I have 21 years experience in oil and gas exploration. My background is geophysics and I have spent most of my years interpreting seismic data, making maps and generating prospects to drill. A few years ago my career shifted towards leadership and I am currently an Exploration Manager in charge of regional studies for the Gulf of Mexico. The first career job was with Amoco Production Company and I currently work for Marathon Oil Company. I've worked a lot of U.S. basins as well as international basins in the Far East and South America. One of my favorite projects was working the Michigan Basin because that's as close as I can get to working Wisconsin in the oil patch.
Why did you choose this career?
I'm not sure why -- I think because I like the large scale geology petroleum offers over environmental plus the pay is significantly better. The one negative I didn't consider is where I'd have to live, I like Houston okay enough but it's not my dream town. I miss Milwaukee and being with "my own kind." However, we do have an outstanding Green Bay Packer club.
What's been your best experience in geology (or your career) so far?
The geologic field trips starting at UWM with field camp being the #1. My career has sent me to great places like Ireland, South Africa and west Texas to study the best rock exposures. I also have a personal goal to go to a new National Park every year - this year I finally made it to Yosemite. I've done everything at the Grand Canyon: south rim, north rim, hiked to the bottom Phantom Ranch, and raft float. I sometimes wish I were an interpretive ranger for the park service.
In your career, have you gotten the opportunity to travel or to work with people as part of your job?
I work with people all the time. In my last role I managed 16 people from 9 different countries and even we Americans were from all corners of the U.S.. I haven't worked too much international but have traveled to Canada, Australia, China, and Hong Kong on business. One of the best work trips I've had was when our whole team went to New Orleans for Mardi Gras. I was pretty happy about traveling to Traverse City, Michigan too.
What trait or thing(s) that you learned while in Geosciences at UWM has allowed you to succeed in your career?

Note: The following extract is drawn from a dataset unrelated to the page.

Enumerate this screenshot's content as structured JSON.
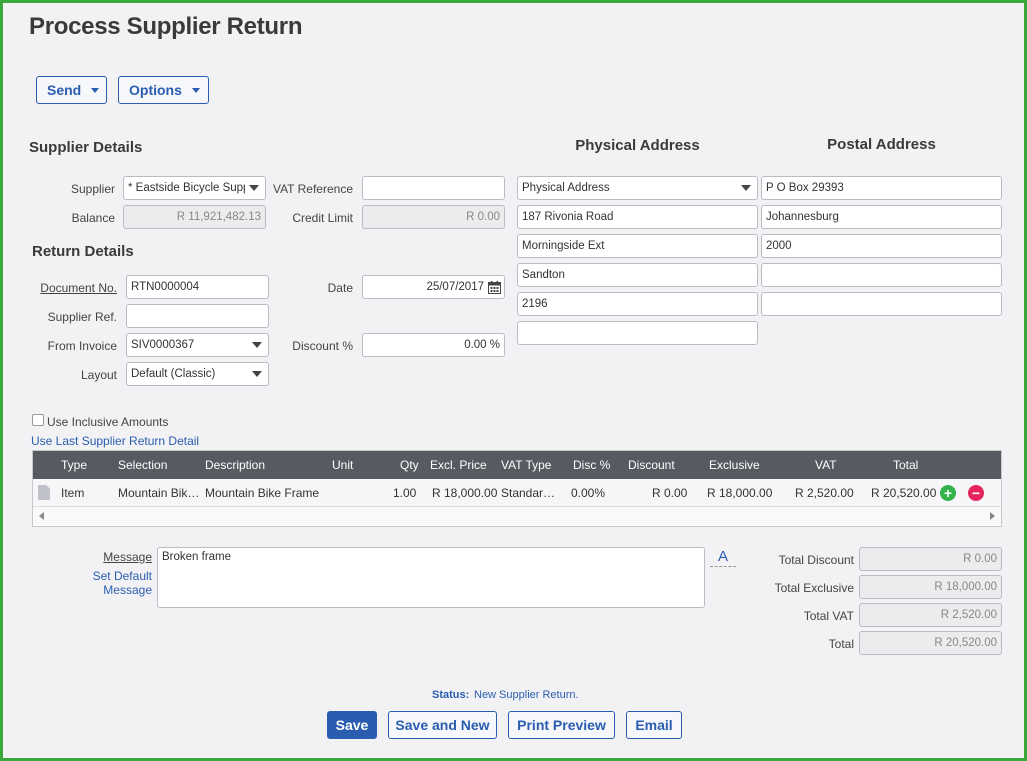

The overall Midwest work ethic has been an advantage. The number one thing from UWM that allowed me to succeed (other than stating the obvious of getting two Geo degrees) was Dr. Norm Lasca's 2 credit business/professional undergrad course. It is so important to appreciate the non-science aspect of a career and be sure to grow in those areas. The rigors of a graduate degree and writing a thesis were vital too -- I look at every new project as a thesis or dissertation. I also did work study with the DNR. I strongly advise everyone to work in your career path during college either in the work study program or with an internship, I didn’t do enough.
Do you have any advice that you would give to our current students about their education or in selecting a career once they graduate?
Do as my father told me when I was 18: chose a career (or degree) in something you love and the rest will follow. Passion plus determination are an excellent formula for success.
What is/was the hardest thing that you had to do in your career?
Maneuvering corporate politics and writing employee evaluations. As far as Geoscience, I'm not very fond of working detailed production analysis, I much prefer larger-scoped exploration. But basically I LOVE my career and can't quibble about any aspect. It's hi-tech, I work with smart people and what we do is important for society and the economy.